Eddie Presley is a movie that developed a legendary reputation among fans of outré movies. Shot in 1992, Eddie Presley was just a bit too early to have been able to jump on the then-hot indie movie bandwagon of the 90’s. Many of us knew of it and we greatly desired to see it.

Eddie Presley is a character study of a down on his luck Elvis impersonator, played very convincingly by Duane Whitaker. Eddie lives in his van and has a thankless job as a security officer. Yet he was once a reasonably successful entertainer with his Elvis act. Eddie hangs on and clings to his dream of a comeback.

The story is thoughtful and generally devoid of sensationalism. Eddie is a genuinely nice guy that viewers wish to see succeed, or at least find some sort of happiness. It’s a poignant, even painful story to watch, as he seems to spiral downward into the dregs of Los Angeles street life. Eddie gets his shot…at a seedy little club. Will this be a springboard to bigger, better things? Or will it be an occasion of shame and defeat?

I don’t want to tell a lot about the conclusion, but in a way, both happen to Eddie. The event turns into a psychodrama as Eddie confronts his personal demons in front of the meager audience.

Eddie Presley is a story about dreams. We all have them and many forgo them in favor of a safe life as a 9-5 worker. Others take a riskier road in search of their art.
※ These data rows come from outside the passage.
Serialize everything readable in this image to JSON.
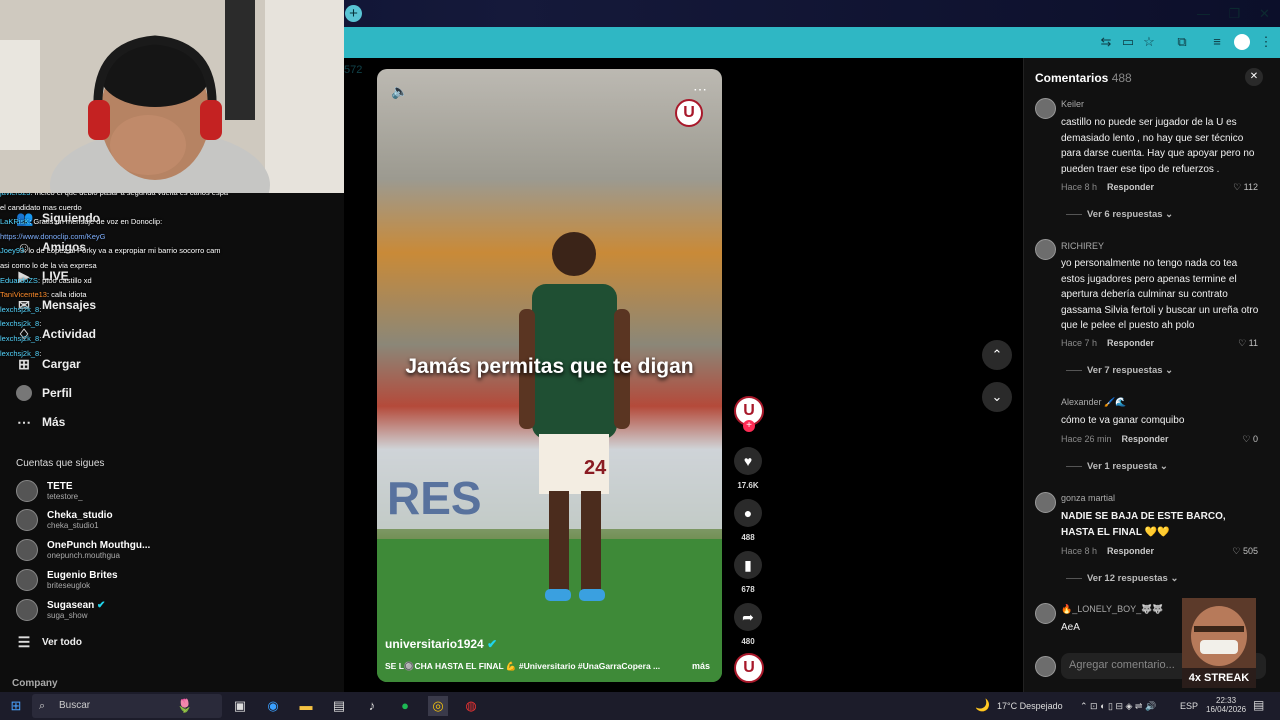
{
  "browser": {
    "url": "572"
  },
  "sidebar": {
    "nav": [
      {
        "icon": "following-icon",
        "label": "Siguiendo"
      },
      {
        "icon": "friends-icon",
        "label": "Amigos"
      },
      {
        "icon": "live-icon",
        "label": "LIVE"
      },
      {
        "icon": "messages-icon",
        "label": "Mensajes"
      },
      {
        "icon": "activity-icon",
        "label": "Actividad"
      },
      {
        "icon": "upload-icon",
        "label": "Cargar"
      },
      {
        "icon": "profile-icon",
        "label": "Perfil"
      },
      {
        "icon": "more-icon",
        "label": "Más"
      }
    ],
    "following_title": "Cuentas que sigues",
    "accounts": [
      {
        "name": "TETE",
        "handle": "tetestore_"
      },
      {
        "name": "Cheka_studio",
        "handle": "cheka_studio1"
      },
      {
        "name": "OnePunch Mouthgu...",
        "handle": "onepunch.mouthgua"
      },
      {
        "name": "Eugenio Brites",
        "handle": "briteseuglok"
      },
      {
        "name": "Sugasean",
        "handle": "suga_show"
      }
    ],
    "see_all": "Ver todo",
    "company": "Company"
  },
  "chat": [
    {
      "user": "javier323",
      "text": ": Inelco el que debio pasar a segunda vuelta es carlos espa el candidato mas cuerdo"
    },
    {
      "user": "LaKRisK",
      "text": ": Gratis un mensaje de voz en Donoclip:",
      "link": "https://www.donoclip.com/KeyG"
    },
    {
      "user": "Joey93",
      "text": ": lo de Lopez al Porky va a expropiar mi barrio socorro cam asi como lo de la via expresa"
    },
    {
      "user": "EduardoZS",
      "text": ": ptoo castillo xd"
    },
    {
      "user": "TaniVicente13",
      "text": ": calla idiota"
    },
    {
      "user": "lexchsj2k_8",
      "text": ":"
    },
    {
      "user": "lexchsj2k_8",
      "text": ":"
    },
    {
      "user": "lexchsj2k_8",
      "text": ":"
    },
    {
      "user": "lexchsj2k_8",
      "text": ":"
    }
  ],
  "video": {
    "caption": "Jamás permitas que te digan",
    "author": "universitario1924",
    "description": "SE L🔘CHA HASTA EL FINAL 💪 #Universitario #UnaGarraCopera ...",
    "more": "más",
    "jersey_number": "24",
    "likes": "17.6K",
    "comments": "488",
    "saves": "678",
    "shares": "480"
  },
  "comments_panel": {
    "title": "Comentarios",
    "count": "488",
    "items": [
      {
        "user": "Keiler",
        "text": "castillo no puede ser jugador de la U es demasiado lento , no hay que ser técnico para darse cuenta. Hay que apoyar pero no pueden traer ese tipo de refuerzos .",
        "time": "Hace 8 h",
        "reply": "Responder",
        "likes": "112",
        "replies": "Ver 6 respuestas"
      },
      {
        "user": "RICHIREY",
        "text": "yo personalmente no tengo nada co tea estos jugadores pero apenas termine el apertura debería culminar su contrato gassama Silvia fertoli y buscar un ureña otro que le pelee el puesto ah polo",
        "time": "Hace 7 h",
        "reply": "Responder",
        "likes": "11",
        "replies": "Ver 7 respuestas"
      },
      {
        "user": "Alexander 🖌️🌊",
        "text": "cómo te va ganar comquibo",
        "time": "Hace 26 min",
        "reply": "Responder",
        "likes": "0",
        "replies": "Ver 1 respuesta"
      },
      {
        "user": "gonza martial",
        "text": "NADIE SE BAJA DE ESTE BARCO, HASTA EL FINAL 💛💛",
        "time": "Hace 8 h",
        "reply": "Responder",
        "likes": "505",
        "replies": "Ver 12 respuestas"
      },
      {
        "user": "🔥_LONELY_BOY_🐺🐺",
        "text": "AeA"
      }
    ],
    "input_placeholder": "Agregar comentario...",
    "streak": "4x STREAK"
  },
  "taskbar": {
    "search": "Buscar",
    "weather": "17°C  Despejado",
    "lang": "ESP",
    "time": "22:33",
    "date": "16/04/2026"
  }
}
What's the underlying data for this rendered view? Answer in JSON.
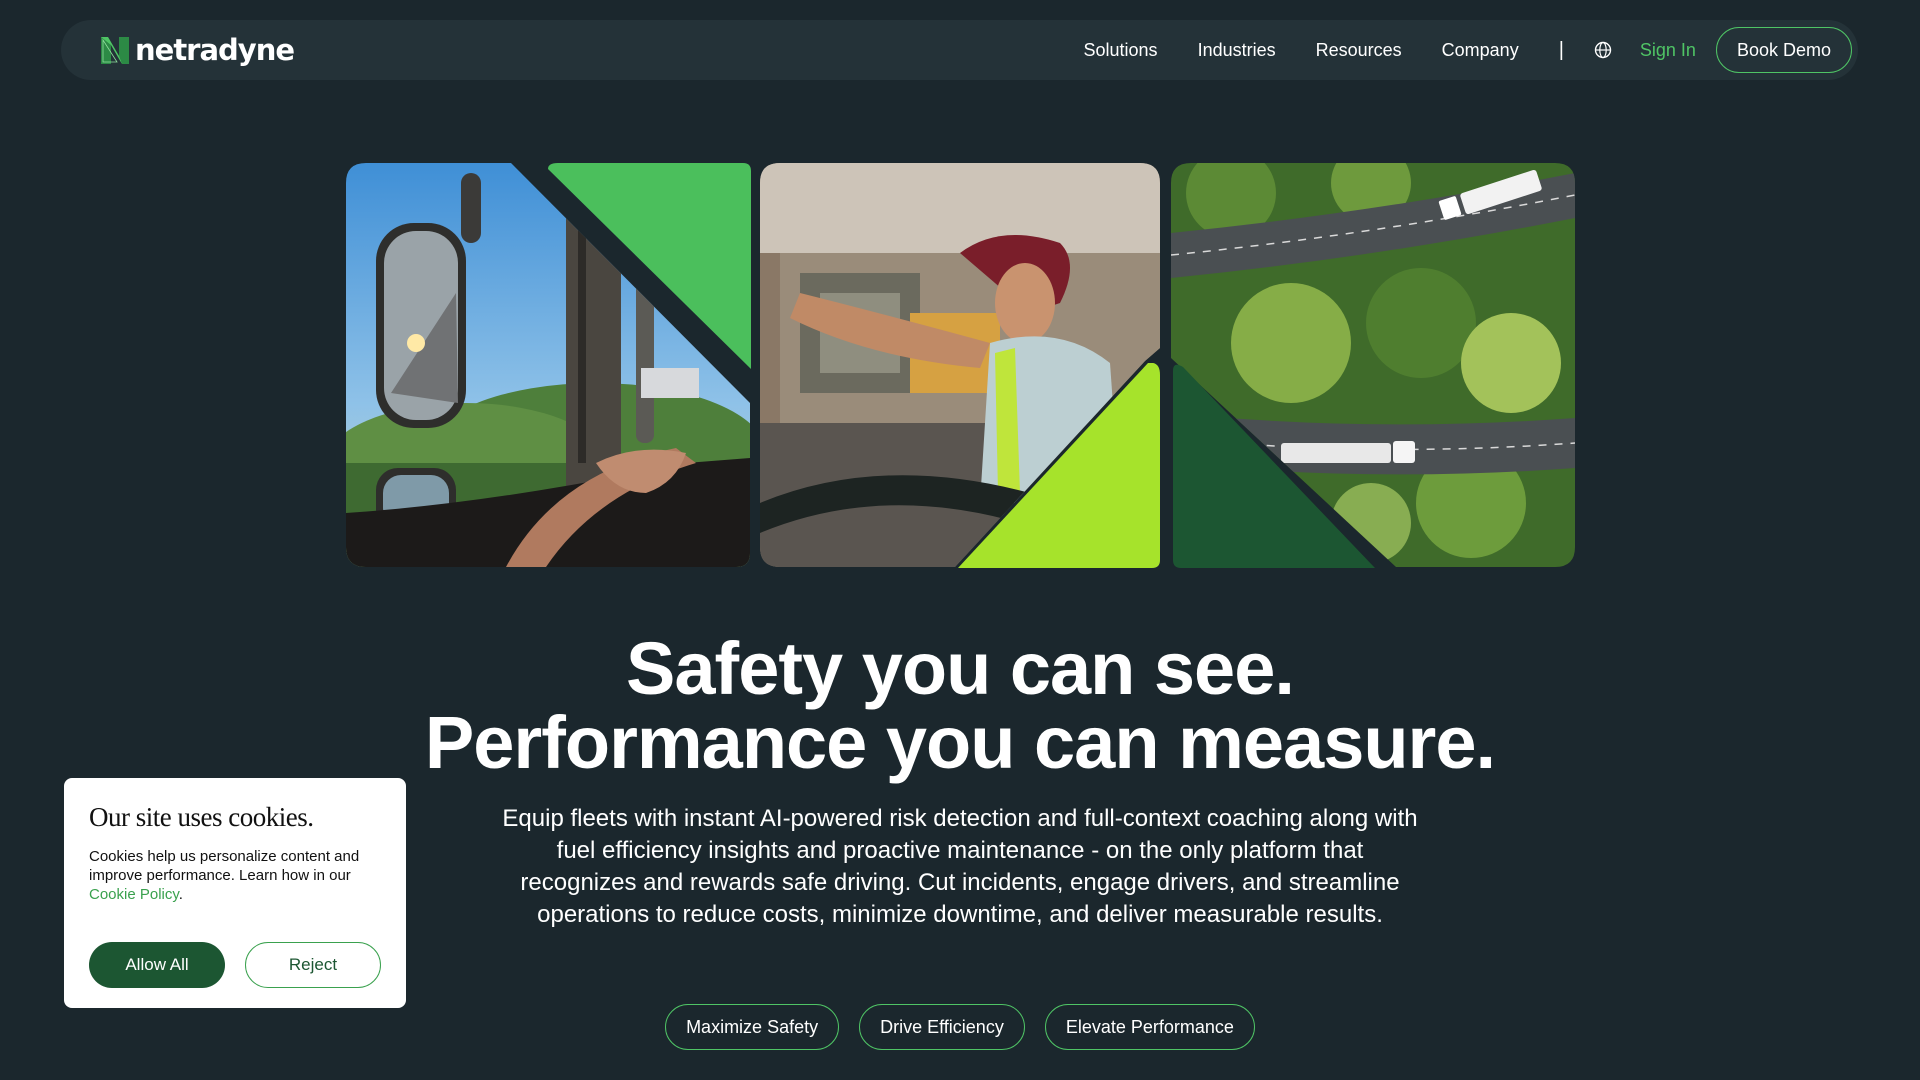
{
  "brand": {
    "name": "netradyne",
    "green": "#4fc465",
    "dark_green": "#1c5632",
    "lime": "#a6e32b",
    "bg": "#1b272d"
  },
  "nav": {
    "items": [
      {
        "label": "Solutions"
      },
      {
        "label": "Industries"
      },
      {
        "label": "Resources"
      },
      {
        "label": "Company"
      }
    ],
    "separator": "|",
    "globe_icon": "globe-icon",
    "sign_in": "Sign In",
    "book_demo": "Book Demo"
  },
  "hero": {
    "images": [
      {
        "name": "truck-mirror-steering-photo"
      },
      {
        "name": "female-driver-red-cap-photo"
      },
      {
        "name": "aerial-highway-trucks-forest-photo"
      }
    ],
    "headline_line1": "Safety you can see.",
    "headline_line2": "Performance you can measure.",
    "subtext": "Equip fleets with instant AI-powered risk detection and full-context coaching along with fuel efficiency insights and proactive maintenance - on the only platform that recognizes and rewards safe driving. Cut incidents, engage drivers, and streamline operations to reduce costs, minimize downtime, and deliver measurable results.",
    "pills": [
      {
        "label": "Maximize Safety"
      },
      {
        "label": "Drive Efficiency"
      },
      {
        "label": "Elevate Performance"
      }
    ]
  },
  "cookie": {
    "title": "Our site uses cookies.",
    "body": "Cookies help us personalize content and improve performance. Learn how in our ",
    "link": "Cookie Policy",
    "period": ".",
    "allow": "Allow All",
    "reject": "Reject"
  }
}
Society is filled with writers, musicians, artists and other creative types, but how many would pursue their dreams at the expense of their family, their homes, their finances and even their very sanity? Few, I’d say. An Elvis Impersonator is something to ridicule for most of us, but Eddie Presley shows that any human dream is sacred.
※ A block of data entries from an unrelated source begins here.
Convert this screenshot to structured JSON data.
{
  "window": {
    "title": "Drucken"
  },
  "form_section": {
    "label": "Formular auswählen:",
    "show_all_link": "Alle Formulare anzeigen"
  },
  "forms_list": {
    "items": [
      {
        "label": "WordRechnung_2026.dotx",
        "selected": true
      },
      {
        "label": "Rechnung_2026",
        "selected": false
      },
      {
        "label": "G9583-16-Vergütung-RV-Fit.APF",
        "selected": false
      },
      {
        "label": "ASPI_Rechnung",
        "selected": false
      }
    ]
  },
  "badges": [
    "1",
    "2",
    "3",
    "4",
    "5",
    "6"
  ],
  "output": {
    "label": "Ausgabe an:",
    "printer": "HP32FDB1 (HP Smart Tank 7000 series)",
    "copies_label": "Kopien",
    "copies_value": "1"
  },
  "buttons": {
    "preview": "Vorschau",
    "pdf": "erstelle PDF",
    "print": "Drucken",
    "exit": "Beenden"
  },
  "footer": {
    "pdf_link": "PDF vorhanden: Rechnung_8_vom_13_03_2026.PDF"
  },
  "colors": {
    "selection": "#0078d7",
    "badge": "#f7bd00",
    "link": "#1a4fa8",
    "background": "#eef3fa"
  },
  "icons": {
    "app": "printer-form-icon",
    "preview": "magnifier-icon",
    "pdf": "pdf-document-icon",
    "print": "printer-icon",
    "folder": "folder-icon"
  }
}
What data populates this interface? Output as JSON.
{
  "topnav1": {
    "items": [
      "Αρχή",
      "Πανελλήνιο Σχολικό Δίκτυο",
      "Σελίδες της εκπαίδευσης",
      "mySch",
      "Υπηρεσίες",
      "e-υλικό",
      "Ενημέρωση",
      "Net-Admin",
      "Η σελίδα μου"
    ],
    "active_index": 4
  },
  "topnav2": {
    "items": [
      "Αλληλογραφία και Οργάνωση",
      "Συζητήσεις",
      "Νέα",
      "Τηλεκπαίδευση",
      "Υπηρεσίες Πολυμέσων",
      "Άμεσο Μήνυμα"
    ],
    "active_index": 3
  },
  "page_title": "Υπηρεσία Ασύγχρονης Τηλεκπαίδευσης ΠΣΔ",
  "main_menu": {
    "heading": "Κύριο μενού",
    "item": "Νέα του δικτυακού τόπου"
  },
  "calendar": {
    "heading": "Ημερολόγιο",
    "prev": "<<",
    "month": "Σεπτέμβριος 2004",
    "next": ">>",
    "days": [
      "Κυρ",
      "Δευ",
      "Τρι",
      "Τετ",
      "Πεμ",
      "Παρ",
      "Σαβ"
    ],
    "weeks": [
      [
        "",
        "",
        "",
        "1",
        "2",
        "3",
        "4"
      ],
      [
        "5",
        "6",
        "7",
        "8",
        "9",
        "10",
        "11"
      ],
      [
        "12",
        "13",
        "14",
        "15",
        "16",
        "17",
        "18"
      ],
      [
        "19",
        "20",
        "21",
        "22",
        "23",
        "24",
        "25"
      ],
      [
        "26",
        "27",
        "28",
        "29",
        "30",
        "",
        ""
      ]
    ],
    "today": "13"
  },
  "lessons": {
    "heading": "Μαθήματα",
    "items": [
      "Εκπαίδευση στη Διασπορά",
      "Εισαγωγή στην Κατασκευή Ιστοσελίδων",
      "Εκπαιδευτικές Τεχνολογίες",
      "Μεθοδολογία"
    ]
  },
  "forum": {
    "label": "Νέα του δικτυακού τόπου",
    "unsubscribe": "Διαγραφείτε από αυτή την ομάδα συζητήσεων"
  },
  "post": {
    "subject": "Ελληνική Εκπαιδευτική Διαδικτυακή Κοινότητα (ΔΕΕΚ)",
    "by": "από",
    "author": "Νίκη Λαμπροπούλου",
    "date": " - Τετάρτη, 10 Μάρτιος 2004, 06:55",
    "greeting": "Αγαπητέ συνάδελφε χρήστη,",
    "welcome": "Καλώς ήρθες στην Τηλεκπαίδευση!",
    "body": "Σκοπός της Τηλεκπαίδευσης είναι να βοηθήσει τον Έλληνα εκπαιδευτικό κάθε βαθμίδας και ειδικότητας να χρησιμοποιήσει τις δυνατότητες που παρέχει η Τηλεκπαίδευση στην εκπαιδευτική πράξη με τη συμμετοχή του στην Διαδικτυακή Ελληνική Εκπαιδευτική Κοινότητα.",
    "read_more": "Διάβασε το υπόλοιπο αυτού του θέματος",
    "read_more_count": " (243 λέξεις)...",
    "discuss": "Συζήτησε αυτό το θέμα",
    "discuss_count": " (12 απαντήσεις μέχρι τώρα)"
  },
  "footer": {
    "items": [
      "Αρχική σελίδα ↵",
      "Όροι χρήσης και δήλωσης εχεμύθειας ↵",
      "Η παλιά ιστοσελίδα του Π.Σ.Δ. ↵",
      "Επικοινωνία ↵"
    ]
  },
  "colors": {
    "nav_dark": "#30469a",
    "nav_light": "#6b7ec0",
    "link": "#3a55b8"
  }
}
Another independent film was being shot at the same time as Eddie Presley. The debut of a soon-to-be-famous young man named Quentin Tarantino. Of course, Reservoir Dogs became a huge success, but I think that Eddie Presley is the superior picture. It is not as violent and exploitative as Quentin’s movie, and sadly, that’s what most people look for in a film.

Eddie Presley was directed by horror filmmaker, Jeff Burr. Fresh off of his unhappy and unsuccessful experience with Leatherface: Texas Chainsaw Massacre 3, Burr wanted to get away from the Hollywood system and chose to do Eddie Presley. He had a cast to die for, including, Lawrence Tierney, Ted Raimi, Clu Gulager, Roscoe Lee Brown, Tim Thomerson, Rusty Cundieff, Joe Estevez, John Lazar and many other cult figures, including Bruce Campbell and Quentin Tarantino in a very brief cameo as asylum attendants.

Eddie Presley was a little film with so damned much to offer discerning viewers, yet it remained an obscurity for years and years. I’m sure there were bootlegs to be had, but I never got one. It became a legendary, shadowy movie that was high on a lot of our lists of lost movies that many of us were dying to see.

It finally came out on DVD a couple of years ago. It came out from a strange place where few would expect to see a cinematic gem such as Eddie Presley to emerge. J.R. Bookwalter’s Tempe Video released Eddie Presley to a lot of surprise. Tempe is known for producing and distributing backyard movies of dubious quality. Don’t get me wrong, I happen to enjoy a lot of their stuff, but most of it is quite far from Eddie Presley in terms of production values. I salute J.R. for bringing this lost gem into the eager hands of offbeat movies.

According to the Tempe website, Eddie Presley is on 'moratorium' and will soon be unavailable. I urge you to consider picking up a copy while you still can.